The newspapers said the allegations had been made by an ex-parliamentary employee.
The Met Police said it had launched an investigation after it received allegations on 31 July.
“These offences are alleged to have occurred at addresses in Westminster, Lambeth and Hackney between July 2019 and January 2020.”
A spokeswoman on behalf of the Conservative whips office said: “These are serious allegations and it is right that they are investigated fully. A decision on the whip will be reviewed once the police investigation has been concluded.”
But reacting to the news the MP would still be working from home, Ms Waxman tweeted: “I advise some rape victims to talk to their MP if they’re dissatisfied in the way case is handled.

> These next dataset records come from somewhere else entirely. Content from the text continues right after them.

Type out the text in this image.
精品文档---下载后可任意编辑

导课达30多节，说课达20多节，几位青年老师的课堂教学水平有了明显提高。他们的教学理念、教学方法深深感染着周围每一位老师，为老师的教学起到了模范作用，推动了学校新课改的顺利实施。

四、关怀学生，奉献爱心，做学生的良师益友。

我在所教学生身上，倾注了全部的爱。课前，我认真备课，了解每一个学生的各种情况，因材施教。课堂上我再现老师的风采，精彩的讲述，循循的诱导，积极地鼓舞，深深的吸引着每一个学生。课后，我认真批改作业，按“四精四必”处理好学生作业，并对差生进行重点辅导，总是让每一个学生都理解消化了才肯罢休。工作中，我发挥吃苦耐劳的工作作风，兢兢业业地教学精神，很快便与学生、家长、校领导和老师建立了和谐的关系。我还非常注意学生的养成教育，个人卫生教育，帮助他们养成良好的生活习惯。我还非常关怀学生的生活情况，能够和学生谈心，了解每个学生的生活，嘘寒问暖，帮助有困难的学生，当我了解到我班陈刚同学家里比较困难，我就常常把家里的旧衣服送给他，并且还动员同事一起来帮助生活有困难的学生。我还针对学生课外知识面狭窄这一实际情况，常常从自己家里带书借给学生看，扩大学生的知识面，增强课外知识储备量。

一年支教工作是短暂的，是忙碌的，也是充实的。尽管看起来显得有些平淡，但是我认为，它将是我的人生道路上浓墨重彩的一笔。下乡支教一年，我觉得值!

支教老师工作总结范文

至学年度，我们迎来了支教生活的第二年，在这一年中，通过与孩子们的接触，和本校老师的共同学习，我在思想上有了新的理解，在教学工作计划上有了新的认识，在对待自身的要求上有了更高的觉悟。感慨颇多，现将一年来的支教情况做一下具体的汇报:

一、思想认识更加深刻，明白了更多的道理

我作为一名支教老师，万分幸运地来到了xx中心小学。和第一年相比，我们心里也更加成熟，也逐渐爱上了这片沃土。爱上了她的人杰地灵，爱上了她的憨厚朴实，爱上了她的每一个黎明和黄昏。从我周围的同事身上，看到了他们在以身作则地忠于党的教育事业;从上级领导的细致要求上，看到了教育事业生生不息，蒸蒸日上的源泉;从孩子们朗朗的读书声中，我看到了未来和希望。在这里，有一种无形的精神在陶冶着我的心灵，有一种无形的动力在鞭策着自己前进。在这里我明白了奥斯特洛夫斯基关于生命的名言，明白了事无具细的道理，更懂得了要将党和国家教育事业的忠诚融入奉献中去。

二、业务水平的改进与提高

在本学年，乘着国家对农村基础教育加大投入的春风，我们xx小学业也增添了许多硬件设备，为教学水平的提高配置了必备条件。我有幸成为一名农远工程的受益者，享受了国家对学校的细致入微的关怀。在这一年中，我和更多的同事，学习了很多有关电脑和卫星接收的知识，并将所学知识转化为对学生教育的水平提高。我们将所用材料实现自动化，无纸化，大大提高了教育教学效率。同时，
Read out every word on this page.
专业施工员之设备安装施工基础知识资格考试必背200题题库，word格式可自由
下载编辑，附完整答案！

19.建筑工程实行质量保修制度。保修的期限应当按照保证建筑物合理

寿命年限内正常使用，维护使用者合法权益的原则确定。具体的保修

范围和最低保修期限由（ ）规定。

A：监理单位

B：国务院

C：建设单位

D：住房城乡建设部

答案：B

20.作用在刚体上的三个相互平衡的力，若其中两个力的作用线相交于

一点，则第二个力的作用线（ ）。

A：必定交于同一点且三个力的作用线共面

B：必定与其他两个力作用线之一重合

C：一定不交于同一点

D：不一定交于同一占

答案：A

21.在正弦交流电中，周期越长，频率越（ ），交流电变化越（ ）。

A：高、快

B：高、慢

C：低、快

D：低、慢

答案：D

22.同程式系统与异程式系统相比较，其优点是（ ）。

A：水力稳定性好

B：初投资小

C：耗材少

“Now I have to think twice as I could be referring vulnerable victim to a rape suspect.”
Conservative chief whip Mr Spencer has defended his party’s decision not to withdraw the whip from the MP, saying it “didn’t want to do anything to identify the victim”.
He said the allegations were “very serious” and it was up to the police to investigate them.
“Once they’ve come to their conclusion, then we can assess where we’re at and the position that the MP finds himself in,” he said.
A group of women’s charities and unions have called on Parliament to step in to suspend the MP, claiming the incident had shown “party politics was still interfering in justice and fairness”.
For an MP to be suspended by the Commons, a complaint needs to be considered by the House’s Commissioner for Standards and an independent expert panel.
If the complaint is considered to be serious enough for suspension or expulsion, the panel will make the recommendation to the Commons and MPs will vote on it.
But a vote could not take place until Parliament is sitting again.